In times of discontinuous and disconcerting change, the people who give comfort are those with a keen sense of the past. They've seen it all before -- the good, the bad, the ugly -- and they know that we'll see it all again. Stephen E. Ambrose, 65, thinks that history is the way to navigate the future. "The past," he says, "is a source of knowledge, and the future is a source of hope. Love of the past implies faith in the future."
Ambrose is the best-selling author of more than a half dozen histories of grand events, from the triumphs of World War II to the forging of the American West. His own career proves his point that history is a language for the future: His fascination with the past has created powerful trends in the present. His book D-Day June 6, 1944: The Climactic Battle of World War II (Simon & Schuster, 1994) was the basis of Steven Spielberg's Saving Private Ryan. The movie rights to his new best-seller, Nothing Like It in the World: The Men Who Built the Transcontinental Railroad 1863 - 1869 (Simon & Schuster, 2000), have been optioned by Ted Turner, who outbid Spielberg.
The building of the railroad, as Ambrose tells the story, holds many lessons for business leaders working to build the new economy. Indeed, reading Ambrose, you could conclude that vast progress could only happen here. You could believe that America is the greatest country -- and organization -- that the world has ever seen, mostly because it inspires overreaching, and it tolerates failure and messiness.
Ambrose has been a historian for 45 years. Born and raised in Whitewater, Wisconsin, he intended to study medicine and to take over his father's medical practice. But after hearing a college lecture on George Washington, he asked the professor, "How do I do what you do?" For business readers, what's also remarkable about Ambrose is that he is running a family business: Three of his five adult kids are trained historians with advanced degrees. They work on his research-and-development team.
When asked if he meant the title of his new book literally, he hesitated for a moment and recalled a time when he got to drive a real train: "The greatest experience is the orgasm. But tooting that whistle isn't far behind."
Spend any time in LA, and you hear the most negative thing anybody can say about another person: "That's so two seconds ago." What do you make of this allergy to the past that is especially strong in business?
It's not just true in business. When I was growing up, the worst thing you could say about something was that it was "just history." It's history. Who wants to be in that camp? But history includes just about everything that is happening today, from the elections to the exploration of the world's remaining new frontiers, such as the ocean floor.
There is nothing remote about it. You open the paper, and every story has to do with it. Every political leader or business leader has to have a knowledge of the past. Cadets at West Point know their history. Every year they go to the battlefield at Gettysburg and walk the grounds. They know history in their bodies and souls.
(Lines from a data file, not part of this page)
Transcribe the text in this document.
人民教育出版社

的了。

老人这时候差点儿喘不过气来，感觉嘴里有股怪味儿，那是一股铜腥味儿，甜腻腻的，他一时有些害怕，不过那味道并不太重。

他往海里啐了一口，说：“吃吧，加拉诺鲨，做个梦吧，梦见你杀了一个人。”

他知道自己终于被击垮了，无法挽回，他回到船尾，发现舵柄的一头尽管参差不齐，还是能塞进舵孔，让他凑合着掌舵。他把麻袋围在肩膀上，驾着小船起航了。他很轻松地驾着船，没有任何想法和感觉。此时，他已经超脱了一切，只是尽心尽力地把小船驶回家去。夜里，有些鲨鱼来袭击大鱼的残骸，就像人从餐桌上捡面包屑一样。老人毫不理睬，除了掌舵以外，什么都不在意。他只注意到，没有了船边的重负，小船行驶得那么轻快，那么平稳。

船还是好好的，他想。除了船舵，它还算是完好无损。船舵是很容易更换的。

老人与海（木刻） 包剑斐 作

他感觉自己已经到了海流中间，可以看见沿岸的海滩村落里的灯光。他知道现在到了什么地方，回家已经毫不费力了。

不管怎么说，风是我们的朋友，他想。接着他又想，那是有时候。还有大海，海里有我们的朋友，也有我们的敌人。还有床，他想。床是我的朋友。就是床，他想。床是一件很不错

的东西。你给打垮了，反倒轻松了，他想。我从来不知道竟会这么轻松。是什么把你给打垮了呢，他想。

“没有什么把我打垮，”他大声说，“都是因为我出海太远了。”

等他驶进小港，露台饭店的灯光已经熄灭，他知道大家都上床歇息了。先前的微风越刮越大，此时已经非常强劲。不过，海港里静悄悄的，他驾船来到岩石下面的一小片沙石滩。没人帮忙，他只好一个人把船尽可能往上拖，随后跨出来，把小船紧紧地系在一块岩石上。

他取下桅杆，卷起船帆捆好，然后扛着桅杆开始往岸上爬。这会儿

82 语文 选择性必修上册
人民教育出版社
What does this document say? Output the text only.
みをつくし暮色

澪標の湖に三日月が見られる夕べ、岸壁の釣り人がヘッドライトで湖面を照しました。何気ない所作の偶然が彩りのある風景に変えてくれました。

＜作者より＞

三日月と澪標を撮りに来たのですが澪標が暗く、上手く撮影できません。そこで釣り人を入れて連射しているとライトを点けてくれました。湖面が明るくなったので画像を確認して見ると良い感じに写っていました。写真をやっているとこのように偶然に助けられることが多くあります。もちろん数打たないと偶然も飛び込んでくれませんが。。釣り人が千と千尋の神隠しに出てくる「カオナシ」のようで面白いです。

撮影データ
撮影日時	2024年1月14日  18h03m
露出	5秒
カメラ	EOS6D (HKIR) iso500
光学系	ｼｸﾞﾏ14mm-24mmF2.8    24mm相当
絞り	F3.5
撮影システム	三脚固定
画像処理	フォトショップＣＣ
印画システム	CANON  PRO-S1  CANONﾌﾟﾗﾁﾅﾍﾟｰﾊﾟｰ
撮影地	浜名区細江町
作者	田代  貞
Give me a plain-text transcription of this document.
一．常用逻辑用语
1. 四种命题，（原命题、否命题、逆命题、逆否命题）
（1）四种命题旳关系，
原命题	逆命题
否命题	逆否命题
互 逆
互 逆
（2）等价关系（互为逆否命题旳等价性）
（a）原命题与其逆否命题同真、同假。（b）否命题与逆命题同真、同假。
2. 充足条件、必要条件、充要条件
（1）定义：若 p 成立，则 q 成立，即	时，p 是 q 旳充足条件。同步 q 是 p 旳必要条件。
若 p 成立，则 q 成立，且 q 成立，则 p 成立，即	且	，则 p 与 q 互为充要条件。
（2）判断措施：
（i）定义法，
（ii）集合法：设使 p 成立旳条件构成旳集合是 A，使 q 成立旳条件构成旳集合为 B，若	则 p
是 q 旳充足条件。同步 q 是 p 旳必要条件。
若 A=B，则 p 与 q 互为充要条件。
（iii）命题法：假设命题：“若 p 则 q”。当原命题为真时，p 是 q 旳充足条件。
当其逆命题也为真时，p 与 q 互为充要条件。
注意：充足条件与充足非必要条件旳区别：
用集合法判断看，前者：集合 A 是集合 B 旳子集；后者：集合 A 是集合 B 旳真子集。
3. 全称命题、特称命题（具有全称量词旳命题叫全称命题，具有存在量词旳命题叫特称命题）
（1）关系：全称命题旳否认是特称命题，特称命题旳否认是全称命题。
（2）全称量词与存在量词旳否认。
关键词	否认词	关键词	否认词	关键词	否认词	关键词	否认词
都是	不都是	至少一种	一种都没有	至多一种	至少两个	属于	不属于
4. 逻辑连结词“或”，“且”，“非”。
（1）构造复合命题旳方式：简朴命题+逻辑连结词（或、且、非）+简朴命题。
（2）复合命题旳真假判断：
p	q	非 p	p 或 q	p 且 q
They read about Napoleon and Grant. When you know the history of wars, you understand human motivations and plans: It is all about life or death. That understanding has a way of making the issues clear.
Cadets know history, yet they fight with different weapons today. Weapons change, but men don't. That's why they read history.
We have such short memories. Peter M. Senge, author of The Fifth Discipline, told me a story about his young son who said that maybe a "forgettery" is better than a memory. Are there things that we would be better off forgetting?
Just the opposite. If I were talking to a CEO, I'd expect him to be able to lecture me on the creation of the Manhattan Project. That was the biggest management project ever. Two billion dollars was spent, and no one knew if it would be successful or not. It combined mathematics, management, and leadership, among other things. If a CEO doesn't know the ins and outs of that project, then how can she hope to accomplish something significant in her own work?
There are similarities between the new economy and the railroad economy. It almost seems as if the new economy really began in the 1860s.
The two economies resemble each other in important ways. Before the locomotive, time hardly mattered. Then speed suddenly entered into the picture. Phrases such as "the train is leaving the station" or "time's a'wastin' " came into vogue. Urgency became the dominant emotion in the country. There was an emphasis on speed over quality. Many people got rich, and many more went bankrupt. Visions of huge fortunes and massive social change shaped people's ambitions. A lot of people went bankrupt, but big fortunes were also made. What especially changed was our belief in ourselves to accomplish great things.